Postby Venus on February 15th, 2014, 12:21 pm 

RidetheWalrus wrote:- ...Our species has almost certainly not shown any improvement in innate capacity since the Upper Palaeolithic.
- ...It would be surprising if raw human mental capacity had (changed fundamentally).
- So short a time could hardly suffice for genetic changes comparable to those of earlier eras.
- ...There are many more of us upon whose talents humanity can draw and ... human achievements are cummulative.

(JM Roberts, "History of the World"; 1976)

James Flynn (on the "Flynn Effect") argues that modern humans are capable of highly abstract reasoning.
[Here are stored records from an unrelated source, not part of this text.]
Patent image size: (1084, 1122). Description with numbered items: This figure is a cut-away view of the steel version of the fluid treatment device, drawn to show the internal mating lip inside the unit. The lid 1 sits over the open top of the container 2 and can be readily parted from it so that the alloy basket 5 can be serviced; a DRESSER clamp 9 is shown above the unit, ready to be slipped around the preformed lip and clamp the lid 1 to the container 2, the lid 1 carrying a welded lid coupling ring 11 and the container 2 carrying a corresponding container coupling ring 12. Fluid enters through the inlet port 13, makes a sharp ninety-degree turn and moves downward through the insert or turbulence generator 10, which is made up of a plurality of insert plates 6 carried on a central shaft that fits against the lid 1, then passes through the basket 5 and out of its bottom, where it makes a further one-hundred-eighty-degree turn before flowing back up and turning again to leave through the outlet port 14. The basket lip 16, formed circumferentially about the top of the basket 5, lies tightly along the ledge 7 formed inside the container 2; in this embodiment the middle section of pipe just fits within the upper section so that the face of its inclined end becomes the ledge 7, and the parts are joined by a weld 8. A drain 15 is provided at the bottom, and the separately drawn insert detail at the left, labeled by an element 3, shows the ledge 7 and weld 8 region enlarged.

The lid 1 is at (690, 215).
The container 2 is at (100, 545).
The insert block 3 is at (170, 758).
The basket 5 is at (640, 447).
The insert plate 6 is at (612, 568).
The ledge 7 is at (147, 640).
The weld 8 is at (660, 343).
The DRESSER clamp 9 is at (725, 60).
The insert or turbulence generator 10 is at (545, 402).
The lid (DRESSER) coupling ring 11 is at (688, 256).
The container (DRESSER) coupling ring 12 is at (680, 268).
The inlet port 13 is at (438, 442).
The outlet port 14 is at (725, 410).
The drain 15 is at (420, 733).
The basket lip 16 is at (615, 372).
Here then, we simply have a greater number of cerebral 'tools' or 'methods' at our disposal. This explains the rising IQ levels year on year.

(JR Flynn, "What is Intelligence?"; 2007)

These popular examples reflect a growing consensus; that humans are successful only insofar as they have access to good information. Perhaps this is evidenced by the technological hiatus of the Dark Ages.

Do you agree?

(N.B. The title of this thread is a pastiche of Locke's "An Essay..." and Hume's "An Enquiry...")

No, I disagree.

I think that humans in the Western world are actually getting less intelligent, thanks to industrialization and 'career women'.